Siamo consapevoli che il destino di questo frammento di territorio dipenda anche dalle capacità progettuali espresse dal progetto, dal nostro mestiere di architetti. Siamo consapevoli, però, che il problema progettuale, a cui dobbiamo rispondere, non è l’ampliamento dell’Università Bocconi di Milano. Il tema progettuale, a cui dobbiamo fornire una proposta progettuale, è quello tracciato dal Bando di Concorso: “progettare un nuovo edificio per la Scuola Media Statale comprensoriale dimostrando di aver compreso le richieste del Committente; di aver la piena padronanza degli strumenti della progettazione e altresì di possedere le competenze tecniche necessarie per gestire l’intero iter progettuale”. Così, dopo aver analizzato il luogo e le indicazioni contenute nel Bando, abbiamo iniziato a lavorare: abbiamo iniziato a discutere e conversare, a tracciare qualche ipotesi progettuale.
Quasi subito ci siamo accorti che il progetto di una Scuola Media non riguarda soltanto la risposta alle complesse questioni organizzative e funzionali, distributive e normative – questioni certamente importanti e alle quali abbiamo dato una risposta – ma riguarda anche l’investigazione di cose “altre”. Ossia cose che toccano la memoria della nostra infanzia scolastica: I promessi sposi letti e poi dimenticati, gli incontri e scontri con compagni e docenti, l’ansia d’uscire al suono della campanella e la paura d’affrontare il primo giorno di scuola, il sacrificio (anche) dello studio e il desiderio del gioco. E cose che richiamano alla memoria altre architetture, costruite nel corso del tempo, da bravi colleghi architetti. Queste suggestioni, definite “altre”, sono entrate in risonanza con le prime intenzioni progettuali: in particolare due sono le suggestioni che hanno informato le nostre discussioni.
La prima riguarda l’importanza d’intendere la Scuola come luogo collettivo per eccellenza: un luogo dove, ognuno di noi, ha mosso i primi e importanti passi verso l’apprendimento, la conoscenza, l’inserimento nella società civile. Così abbiamo subito considerato le aule e la biblioteca i luoghi principali del progetto, anche dal punto di vista simbolico.
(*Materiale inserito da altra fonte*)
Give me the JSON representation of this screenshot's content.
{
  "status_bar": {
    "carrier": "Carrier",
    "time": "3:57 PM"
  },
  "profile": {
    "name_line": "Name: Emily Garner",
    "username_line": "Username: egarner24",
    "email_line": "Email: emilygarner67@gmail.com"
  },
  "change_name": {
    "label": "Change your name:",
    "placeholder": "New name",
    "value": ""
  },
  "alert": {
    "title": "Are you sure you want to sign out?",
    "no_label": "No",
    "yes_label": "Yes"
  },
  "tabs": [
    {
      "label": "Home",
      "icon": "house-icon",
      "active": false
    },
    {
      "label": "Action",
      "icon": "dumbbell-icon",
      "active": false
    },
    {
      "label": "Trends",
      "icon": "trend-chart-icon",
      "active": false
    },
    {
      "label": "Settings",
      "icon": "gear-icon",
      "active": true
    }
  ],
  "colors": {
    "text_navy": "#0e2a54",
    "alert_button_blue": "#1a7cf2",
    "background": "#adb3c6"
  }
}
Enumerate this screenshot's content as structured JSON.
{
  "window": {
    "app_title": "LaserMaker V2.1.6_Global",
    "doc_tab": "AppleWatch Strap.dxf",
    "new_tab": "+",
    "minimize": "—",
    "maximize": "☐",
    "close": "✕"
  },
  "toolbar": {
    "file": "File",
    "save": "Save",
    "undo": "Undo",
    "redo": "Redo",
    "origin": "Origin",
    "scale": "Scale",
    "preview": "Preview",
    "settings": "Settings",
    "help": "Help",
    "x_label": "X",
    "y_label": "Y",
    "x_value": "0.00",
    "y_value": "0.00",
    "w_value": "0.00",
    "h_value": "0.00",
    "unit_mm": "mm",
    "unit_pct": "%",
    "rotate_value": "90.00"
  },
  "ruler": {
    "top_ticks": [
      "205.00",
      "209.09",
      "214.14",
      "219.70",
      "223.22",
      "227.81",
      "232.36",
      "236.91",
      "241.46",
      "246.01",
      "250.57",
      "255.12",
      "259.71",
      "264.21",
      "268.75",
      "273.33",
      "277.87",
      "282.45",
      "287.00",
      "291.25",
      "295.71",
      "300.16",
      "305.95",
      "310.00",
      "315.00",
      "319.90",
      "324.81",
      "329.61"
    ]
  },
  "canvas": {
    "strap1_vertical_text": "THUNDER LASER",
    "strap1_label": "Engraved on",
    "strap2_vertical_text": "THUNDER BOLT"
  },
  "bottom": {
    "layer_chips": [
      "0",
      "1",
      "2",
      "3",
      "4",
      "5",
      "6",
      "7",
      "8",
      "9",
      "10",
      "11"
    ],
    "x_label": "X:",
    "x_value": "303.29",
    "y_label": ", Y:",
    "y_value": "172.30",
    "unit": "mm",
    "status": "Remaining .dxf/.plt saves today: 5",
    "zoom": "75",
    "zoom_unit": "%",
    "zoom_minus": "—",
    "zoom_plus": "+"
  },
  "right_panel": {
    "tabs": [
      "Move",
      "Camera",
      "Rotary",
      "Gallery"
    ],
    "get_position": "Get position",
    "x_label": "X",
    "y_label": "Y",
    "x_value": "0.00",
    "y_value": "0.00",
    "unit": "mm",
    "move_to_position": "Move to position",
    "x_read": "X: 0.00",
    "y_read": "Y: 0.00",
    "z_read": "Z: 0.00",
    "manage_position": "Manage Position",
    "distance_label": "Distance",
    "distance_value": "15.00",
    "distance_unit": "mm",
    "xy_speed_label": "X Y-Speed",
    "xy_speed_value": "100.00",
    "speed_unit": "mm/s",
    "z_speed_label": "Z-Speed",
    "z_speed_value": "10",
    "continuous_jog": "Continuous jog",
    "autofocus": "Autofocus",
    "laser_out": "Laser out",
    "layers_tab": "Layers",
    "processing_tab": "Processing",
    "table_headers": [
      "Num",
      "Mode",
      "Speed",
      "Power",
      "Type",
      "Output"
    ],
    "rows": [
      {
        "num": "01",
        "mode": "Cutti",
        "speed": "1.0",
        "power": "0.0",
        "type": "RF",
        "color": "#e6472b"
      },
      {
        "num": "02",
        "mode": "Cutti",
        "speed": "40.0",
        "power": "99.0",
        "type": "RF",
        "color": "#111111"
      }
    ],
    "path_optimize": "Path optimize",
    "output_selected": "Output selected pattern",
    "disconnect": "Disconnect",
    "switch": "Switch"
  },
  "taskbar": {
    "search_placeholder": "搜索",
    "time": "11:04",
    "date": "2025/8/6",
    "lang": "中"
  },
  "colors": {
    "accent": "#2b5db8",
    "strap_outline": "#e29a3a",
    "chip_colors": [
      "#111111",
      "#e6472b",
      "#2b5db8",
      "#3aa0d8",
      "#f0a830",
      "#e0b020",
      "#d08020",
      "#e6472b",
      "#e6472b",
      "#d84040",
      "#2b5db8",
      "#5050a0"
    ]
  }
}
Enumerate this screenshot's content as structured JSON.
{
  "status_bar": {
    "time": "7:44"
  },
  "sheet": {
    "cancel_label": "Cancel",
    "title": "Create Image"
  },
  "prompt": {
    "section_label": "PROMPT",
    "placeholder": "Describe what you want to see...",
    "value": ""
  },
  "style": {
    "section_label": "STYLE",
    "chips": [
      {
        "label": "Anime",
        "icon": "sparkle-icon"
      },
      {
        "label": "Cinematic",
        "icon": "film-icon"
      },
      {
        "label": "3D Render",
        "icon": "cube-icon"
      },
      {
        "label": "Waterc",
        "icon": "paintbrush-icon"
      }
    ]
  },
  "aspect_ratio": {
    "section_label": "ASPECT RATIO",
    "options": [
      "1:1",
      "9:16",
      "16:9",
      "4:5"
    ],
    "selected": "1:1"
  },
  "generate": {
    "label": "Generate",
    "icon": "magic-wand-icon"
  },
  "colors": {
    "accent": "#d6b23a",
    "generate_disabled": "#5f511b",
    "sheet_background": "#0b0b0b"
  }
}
Abbiamo pensato ad aule didattiche funzionali, ben illuminate e protette dai raggi solari, parallele alla collina: abbiamo pensato a una biblioteca “importante” posizionata in un luogo centrale, comoda, ben visibile e capace d’istituire qualche corrispondenza con il Municipio, centro civico del Paese.
La seconda riguarda l’importanza del gioco: quindi dell’aspetto ludico che, per noi, è proprio dell’imparare. Così abbiamo pensato a una scuola che contiene ogni funzione necessaria: ma anche a una scuola che rappresenta – essa stessa – il terreno di gioco e di svago. Essa è infatti un manufatto che può essere “praticato” dall’esterno, calpestandone il tetto verde, per esempio: un manufatto che può essere attraversato visivamente e fisicamente, poiché dialoga facilmente con il paesaggio naturale circostante, attraverso per esempio l’impiego di molteplici superfici vetrate mobili.
A queste suggestioni “altre” abbiamo aggiunto l’attenzione ai contenuti presenti nelle normative in vigore sull’edilizia scolastica: in particolare alle possibilità fornite dal concetto di standard e funzionalità applicato agli ambienti scolastici e in particolare alle aule normali. Queste ultime sono a pianta quadrata: sono dotate di un idoneo sistema di ricambio d’aria – mediante bocche di aerazione forzata; hanno il pavimento scuro che consente di raccogliere, nei periodi invernali, le possibilità energetiche fornite dai raggi solari; hanno adeguati schermi di tessuto per proteggere le invasive radiazioni solari; infine sono dotate di un’ampia superficie vetrata per favorire il rapporto visivo con il prato antistante e per raccogliere la luce del mattino.
Mentre, per quanto riguarda gli spazi connettivi (atrio e corridoi), il progetto ha preferito “uscire” leggermente dalle indicazioni minime, di superfici nette, imposte dai manuali d’edilizia scolastica. Perché questi spazi sono importanti nella progettazione di una scuola. E non solo dal punto di vista distributivo. Quindi essi sono articolati, ameni, vari e ampi: sono luoghi di svago e gioco, ricreazione e didattica. Inoltre, attraverso l’utilizzo di vetrate mobili, questi spazi connettivi possono diventare flessibili, e trasformarsi in aule all’aperto, capaci d’istituire corrispondenze con la collina soprastante.
Infine, il progetto vuole proporre soluzioni reali alle possibilità fornite dal variegato panorama tecnologico: non solo in termini di conoscenze ma anche in termini d’applicazioni concrete. Così se proponiamo un tamponamento esterno di pannelli prefabbricati di calcestruzzo pre-colorato – adeguatamente isolato con materiale biologico ad alta densità ed elevata inerzia termica – pensiamo anche ai sistemi d’ancoraggio, alla struttura portante in parte prefabbricata, che dovrebbero agevolare la posa in opera, ridurre tempi e costi di cantiere, e al contempo risolvere la questione architettonica dell’angolo: una questione complessa che sin dall’antichità è stata intimamente legata al modulo progettuale impiegato. Questa considerazione ci porta a dire che i disegni, qui presentati, hanno carattere indicativo, non prescrittivo, perché devono ancora essere migliorati attraverso il dialogo con il posatore e con chi prefabbricherà i pannelli esterni. Per questo, i nostri disegni vogliono essere puntuali e insieme aperti a soluzioni alternative.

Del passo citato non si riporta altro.